The Cards had been leading 24-14 at the time.
"He just broke free," Rolle said. "We tried to roll to the ball and there were a couple missed tackles I guess. But we have to stop things like that from happening. Instead of letting them back in we can kill them and let them die right there."
The Cardinals, who sacked Tony Romo three times Sunday and had a fourth lost because of the "tuck rule," have sacks in 29 straight games – the longest active streak in the NFL.
"Every time we stepped in a meeting room, our coach (Ron Aiken) kept saying, 'They're big, they're big, they are gonna hold you, they're gonna try and maul you,' " defensive tackle Darnell Dockett said. "I was so ready to say, forget this, let's play. I see it on film, I see (guard) Leonard Davis at 6-foot-7, 379 pounds. Stop talking about it.
"When I got down, I was just like, I don't care how big you are, you're in for a rumble today. Our whole defensive line was ready for the challenge."
Defensive end Travis LaBoy came out during the controversial last spike of regulation because of a groin injury. Cornerback Rod Hood was in and out of the game battling cramps.
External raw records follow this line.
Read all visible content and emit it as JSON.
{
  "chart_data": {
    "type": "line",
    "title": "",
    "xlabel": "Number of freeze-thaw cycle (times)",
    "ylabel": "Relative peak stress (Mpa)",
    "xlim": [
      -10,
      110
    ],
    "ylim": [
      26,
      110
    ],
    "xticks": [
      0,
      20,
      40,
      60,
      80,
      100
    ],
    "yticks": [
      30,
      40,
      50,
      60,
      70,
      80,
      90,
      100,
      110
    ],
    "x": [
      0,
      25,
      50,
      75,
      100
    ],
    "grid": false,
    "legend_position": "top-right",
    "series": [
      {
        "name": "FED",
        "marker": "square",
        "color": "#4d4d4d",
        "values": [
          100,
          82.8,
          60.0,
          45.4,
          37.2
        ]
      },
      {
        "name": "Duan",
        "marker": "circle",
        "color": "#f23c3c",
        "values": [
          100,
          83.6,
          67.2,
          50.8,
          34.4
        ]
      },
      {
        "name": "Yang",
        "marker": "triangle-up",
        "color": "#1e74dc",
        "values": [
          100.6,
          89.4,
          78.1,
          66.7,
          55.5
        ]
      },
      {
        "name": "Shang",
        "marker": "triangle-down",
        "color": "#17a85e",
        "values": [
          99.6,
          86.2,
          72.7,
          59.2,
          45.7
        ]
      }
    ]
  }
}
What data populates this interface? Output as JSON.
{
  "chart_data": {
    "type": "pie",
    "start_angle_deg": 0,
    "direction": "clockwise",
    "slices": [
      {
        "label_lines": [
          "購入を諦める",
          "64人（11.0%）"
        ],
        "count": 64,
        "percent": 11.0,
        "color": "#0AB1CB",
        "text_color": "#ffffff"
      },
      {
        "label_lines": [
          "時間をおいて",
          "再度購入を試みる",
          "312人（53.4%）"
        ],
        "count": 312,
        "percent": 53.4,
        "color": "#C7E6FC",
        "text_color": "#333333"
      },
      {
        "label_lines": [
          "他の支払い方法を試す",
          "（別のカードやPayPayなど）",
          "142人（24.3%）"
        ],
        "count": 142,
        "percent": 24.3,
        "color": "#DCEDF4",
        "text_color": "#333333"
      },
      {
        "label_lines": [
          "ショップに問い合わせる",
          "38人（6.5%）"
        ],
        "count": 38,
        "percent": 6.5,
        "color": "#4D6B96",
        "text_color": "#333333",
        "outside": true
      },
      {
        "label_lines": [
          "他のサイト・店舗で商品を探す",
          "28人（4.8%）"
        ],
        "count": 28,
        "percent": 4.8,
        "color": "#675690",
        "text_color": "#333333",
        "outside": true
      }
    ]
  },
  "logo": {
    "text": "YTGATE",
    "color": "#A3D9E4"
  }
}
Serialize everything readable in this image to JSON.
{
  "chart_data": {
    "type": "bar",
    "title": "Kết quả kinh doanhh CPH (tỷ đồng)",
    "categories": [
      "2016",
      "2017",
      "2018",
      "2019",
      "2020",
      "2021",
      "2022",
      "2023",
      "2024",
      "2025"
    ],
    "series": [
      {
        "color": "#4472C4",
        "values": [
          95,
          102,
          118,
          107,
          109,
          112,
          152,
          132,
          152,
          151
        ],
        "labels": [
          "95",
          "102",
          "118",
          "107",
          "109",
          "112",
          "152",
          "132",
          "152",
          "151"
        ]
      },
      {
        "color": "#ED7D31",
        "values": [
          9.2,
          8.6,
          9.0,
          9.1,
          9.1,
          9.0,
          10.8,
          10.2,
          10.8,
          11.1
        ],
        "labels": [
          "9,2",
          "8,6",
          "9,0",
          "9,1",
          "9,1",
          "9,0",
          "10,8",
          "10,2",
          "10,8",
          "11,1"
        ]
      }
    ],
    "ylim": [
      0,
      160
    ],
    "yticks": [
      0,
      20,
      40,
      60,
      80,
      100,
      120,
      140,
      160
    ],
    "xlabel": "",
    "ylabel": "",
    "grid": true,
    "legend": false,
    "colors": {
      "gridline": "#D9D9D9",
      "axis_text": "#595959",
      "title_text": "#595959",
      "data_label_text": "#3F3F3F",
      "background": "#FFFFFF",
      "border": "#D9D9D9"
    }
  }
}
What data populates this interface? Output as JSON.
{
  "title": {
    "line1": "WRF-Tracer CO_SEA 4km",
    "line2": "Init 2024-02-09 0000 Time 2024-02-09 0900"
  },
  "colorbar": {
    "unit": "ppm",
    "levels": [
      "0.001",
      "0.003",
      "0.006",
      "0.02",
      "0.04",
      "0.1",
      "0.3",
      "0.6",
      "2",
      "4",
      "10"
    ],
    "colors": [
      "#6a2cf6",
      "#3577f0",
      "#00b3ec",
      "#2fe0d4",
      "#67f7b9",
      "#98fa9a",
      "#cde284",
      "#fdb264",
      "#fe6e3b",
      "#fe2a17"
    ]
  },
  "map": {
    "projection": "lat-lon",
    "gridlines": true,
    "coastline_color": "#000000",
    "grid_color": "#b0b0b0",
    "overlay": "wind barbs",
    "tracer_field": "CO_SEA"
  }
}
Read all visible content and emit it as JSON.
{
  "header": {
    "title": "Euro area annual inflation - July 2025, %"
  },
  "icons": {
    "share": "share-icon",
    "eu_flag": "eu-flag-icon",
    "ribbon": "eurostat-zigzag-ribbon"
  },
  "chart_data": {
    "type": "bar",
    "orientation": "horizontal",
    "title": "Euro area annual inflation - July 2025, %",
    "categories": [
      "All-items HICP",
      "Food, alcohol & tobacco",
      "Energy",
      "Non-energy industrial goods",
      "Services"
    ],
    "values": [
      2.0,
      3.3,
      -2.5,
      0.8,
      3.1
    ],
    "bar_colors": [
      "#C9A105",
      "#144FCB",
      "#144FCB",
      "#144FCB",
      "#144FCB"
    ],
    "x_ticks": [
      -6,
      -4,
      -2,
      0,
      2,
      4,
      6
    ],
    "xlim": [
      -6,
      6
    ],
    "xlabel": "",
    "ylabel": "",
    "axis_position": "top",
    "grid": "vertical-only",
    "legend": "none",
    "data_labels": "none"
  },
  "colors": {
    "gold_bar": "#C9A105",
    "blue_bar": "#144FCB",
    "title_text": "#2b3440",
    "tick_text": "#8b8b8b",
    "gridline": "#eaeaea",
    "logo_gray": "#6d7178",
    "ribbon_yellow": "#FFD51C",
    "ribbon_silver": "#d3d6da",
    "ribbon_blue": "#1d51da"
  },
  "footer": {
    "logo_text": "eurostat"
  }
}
Safety Aaron Francisco suffered a thigh injury but was expected to be OK. …
Defensive end Bertrand Berry returned after missing two games with a groin tear and recorded his fourth sack of the season, one in each game he has played. …
The Cards have won six straight at home for the first time since winning the final home game of the 1975 season and the first five home games in 1976.